A lot of us have secrets, everybody does. But how to deal with them is kind of difficult. Some of us keep it to ourselves while others go around telling everyone about their latest crush or what went down with their BF. No matter how big your secret is, here are the five important things you should be looking for in someone you want to share your deepest thoughts with.
You might not think of it when you are trying to get it out of your heart, looking to relieve your grievances and stress while talking to someone, but you will understand later on just how important it is for that specific person to be faithful to you. Faithfulness, like in any other relationship, is not a luxury, but a necessity. So try to talk to someone who you trust and who you are sure won’t retell your story to strangers, acquaintances or just hold it against you for some other day. Circumstances change, people don’t, so if you have a fallout with someone broadcasting your secrets all over, never go to hime or her again, because who they are will not change with time.
Your listener should be supportive of you regardless of the consequences (Unless you’re planning a mass shootout). He or she must be there for you and able to help you out with the tiniest things, it doesn’t have to be money or physical support, being there is sometimes more than enough. When you confess, you know they will be there for you despite anything; they not only listen but also give advice. Finding that person would be a relief for you. Knowing that somebody will always have your back and protect you no matter what is a great deal and a push to help you get those words out of your chest.
3. Good listening skills
Your listener should not only be a listener but a good one! He or she actually cares about you and is paying attention to what you are saying. Beware of red flags though: things such as playing with the phone and interrupting with off topic flashes may be a good reason to go find someone else. Good pointers are when the listener is actively nodding, asking questions and following up. Something like ( “oh, wow, yeah, and then what…”) along with constant eye contact will help you find out that your listener is there for you, and is genuinely interested in what you have to say.

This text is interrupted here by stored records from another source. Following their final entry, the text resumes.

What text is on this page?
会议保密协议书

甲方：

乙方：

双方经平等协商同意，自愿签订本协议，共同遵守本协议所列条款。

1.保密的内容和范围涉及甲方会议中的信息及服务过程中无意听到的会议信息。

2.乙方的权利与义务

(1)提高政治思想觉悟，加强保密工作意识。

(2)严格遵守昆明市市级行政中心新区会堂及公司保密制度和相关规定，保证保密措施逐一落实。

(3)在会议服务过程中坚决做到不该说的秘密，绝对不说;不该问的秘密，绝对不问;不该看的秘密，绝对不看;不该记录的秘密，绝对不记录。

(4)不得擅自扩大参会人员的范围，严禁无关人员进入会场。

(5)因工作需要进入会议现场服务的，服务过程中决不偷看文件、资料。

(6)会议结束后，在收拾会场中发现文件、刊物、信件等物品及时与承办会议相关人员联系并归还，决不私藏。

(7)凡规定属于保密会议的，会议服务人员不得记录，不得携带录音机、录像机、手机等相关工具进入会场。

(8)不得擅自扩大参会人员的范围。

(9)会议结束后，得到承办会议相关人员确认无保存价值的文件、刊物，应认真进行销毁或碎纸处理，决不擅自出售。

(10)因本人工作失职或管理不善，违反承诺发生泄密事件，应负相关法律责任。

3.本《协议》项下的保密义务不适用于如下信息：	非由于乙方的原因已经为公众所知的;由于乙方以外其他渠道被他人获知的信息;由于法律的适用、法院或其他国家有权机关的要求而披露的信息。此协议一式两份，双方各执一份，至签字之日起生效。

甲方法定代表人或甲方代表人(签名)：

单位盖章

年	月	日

Your listener must offer empathy and emotional validation. Letting you know he or she gets what you feel and has the same perception that you have is a good sign. He or she has to feel your pain and explore your world. Without empathy in a listener, you’re better off talking to a little kid because they simply can’t experience what you’re saying on a similar level. Find somebody who could surf your wave, someone you can find synergy with.
5. No self-projection
In the process of telling a secret, the listener must never cut you off starting by “I know how it feels” and ending with him telling his proper story. This inverses your role from narrator to listener and it pushes you away from expressing your feelings and getting off the huge weight on your shoulders. You don’t want to be the one who ends up listening and get back home more stressed and anxious with not only your secret not being told but also someone else’s in your mind.
A problem is lighter when you share it with others, but you should know who you are sharing it with. So if you are going to give this responsibility to someone, they better be having these 5 qualities!